The original settlers were Peter Hawkinson and Swan Olson from Farmersville, Illinois, who reached Allen County in October, 1869. February 8, 1870, Olof Nelson and son Charles, John B. and John H. Johnson emigrated from Knoxville, Illinois, and on March 12, 1870, they were joined by W. S. Holmes and Nels Olson and families from Farmersville. They brought with them little of this world's goods, but possessed undaunted courage, industry and frugality, and set themselves bravely to the difficult task of building their homes in a new and undeveloped country.

But sorrow was in store, not only for these, but all other people who had settled here, for the railroads had also seen that these lands were beautiful and productive, and laid claim. Finally, in 1876, after a lawsuit of national renown, the United States Supreme Court vested the title in the Government. This decision was joyfully accepted by the settlers who at once redoubled efforts for the improvement and beautification of their homes.

In May, 1870, the first school house was built in what is now District 38.

Death invaded the settlement in October, 1870. This caused the location of the Swedish cemetery, now one of the best kept and most beautiful cemeteries in the country.

The settlers having all been reared in the Lutheran church, soon felt the need of religious services and so a Sunday school was organized which for social reasons, was held in rotation in the homes of the various families. Early in the fall of 1870 the settlement was visited by Rev. Andreen of the Augustana Synod, and later a catechrist or colporteur came regularly and held religious services until February, 1872, when, by the arrival of other settlers, the number had increased sufficiently to organize a congregation. This was done by Rev. S. J. Osterberg, now deceased. A few years after the organization a great number was added by those who came from Moline and Woodhull, Illinois. They built their first church in 1878, now used by the Free Mission Society, of which Rev. Alfred Johnson is the local pastor.

In 1898 the Lutheran congregation had so increased as to number 250


communicants and, including the baptized children, more than 450. So it was very apparent that they should build a new and more commodious church to accommodate this large and fast growing congregation.

The accompanying half-tone engraving is of the Swedish Lutheran church. This handsome edifice was erected in 1898 and dedicated May 14, 1899. Its dimensions are 36x54 feet with an addition of 24x26 feet, and a steeple 65 feet high. The total cost of the church and all appurtenances will aggregate $3,300.00 to say nothing of the gratuitous labor

Swedish Lutheran Church

which would have amounted to several hundred dollars. The furnishings are fine. The bell, one of the largest and best in Kansas, was made in St. Louis by the Henry Stuckstade Foundry. The architect was Olof Z. Cervin, of Rock Island, Illinois. The builders were Huff Brothers of Savonburg.

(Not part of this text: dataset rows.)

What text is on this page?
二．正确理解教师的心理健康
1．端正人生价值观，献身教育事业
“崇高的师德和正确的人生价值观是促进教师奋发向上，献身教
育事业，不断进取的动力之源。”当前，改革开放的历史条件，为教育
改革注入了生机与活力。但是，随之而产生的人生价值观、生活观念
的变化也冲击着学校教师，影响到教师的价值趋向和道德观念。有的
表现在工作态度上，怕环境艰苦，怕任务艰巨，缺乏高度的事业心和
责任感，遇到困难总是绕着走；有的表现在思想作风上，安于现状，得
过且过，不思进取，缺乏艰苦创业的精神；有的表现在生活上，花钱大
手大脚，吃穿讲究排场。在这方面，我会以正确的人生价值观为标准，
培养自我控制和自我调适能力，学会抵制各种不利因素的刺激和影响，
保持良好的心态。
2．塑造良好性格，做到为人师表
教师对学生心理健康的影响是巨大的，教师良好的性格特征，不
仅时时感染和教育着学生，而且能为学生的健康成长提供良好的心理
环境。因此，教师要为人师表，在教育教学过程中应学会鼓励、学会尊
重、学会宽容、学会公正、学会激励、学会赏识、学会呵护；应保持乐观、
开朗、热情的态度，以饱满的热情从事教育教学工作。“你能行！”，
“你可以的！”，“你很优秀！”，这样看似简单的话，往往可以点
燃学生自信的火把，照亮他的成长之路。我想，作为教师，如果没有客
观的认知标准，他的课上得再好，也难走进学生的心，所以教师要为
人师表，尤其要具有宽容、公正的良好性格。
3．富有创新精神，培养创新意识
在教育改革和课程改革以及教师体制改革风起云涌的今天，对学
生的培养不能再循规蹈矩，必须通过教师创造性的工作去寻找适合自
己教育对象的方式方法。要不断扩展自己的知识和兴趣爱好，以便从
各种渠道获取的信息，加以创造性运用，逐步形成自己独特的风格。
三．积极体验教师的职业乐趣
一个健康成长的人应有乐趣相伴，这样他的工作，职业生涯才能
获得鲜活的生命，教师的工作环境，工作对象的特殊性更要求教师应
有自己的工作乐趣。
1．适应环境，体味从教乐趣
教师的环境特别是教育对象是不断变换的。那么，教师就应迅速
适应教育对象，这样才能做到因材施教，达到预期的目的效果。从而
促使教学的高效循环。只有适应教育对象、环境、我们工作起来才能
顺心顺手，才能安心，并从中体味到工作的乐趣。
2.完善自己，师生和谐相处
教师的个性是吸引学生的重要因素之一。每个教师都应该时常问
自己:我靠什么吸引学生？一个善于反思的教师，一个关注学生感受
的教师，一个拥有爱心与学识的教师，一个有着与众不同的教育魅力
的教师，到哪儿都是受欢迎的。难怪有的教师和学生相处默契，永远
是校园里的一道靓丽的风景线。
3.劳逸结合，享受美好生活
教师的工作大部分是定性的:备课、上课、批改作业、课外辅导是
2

This church is three miles west of Savonburg, in the midst of the Swedish settlement of East Cottage Grove and Elsmore townships. Rev. O. Moren, the estimable pastor, is a highly educated gentleman and contributes largely to the social, intellectual and moral life of this community. The Swedish people composing the congregation are of the best type of citizenship, honest, thrifty and provident.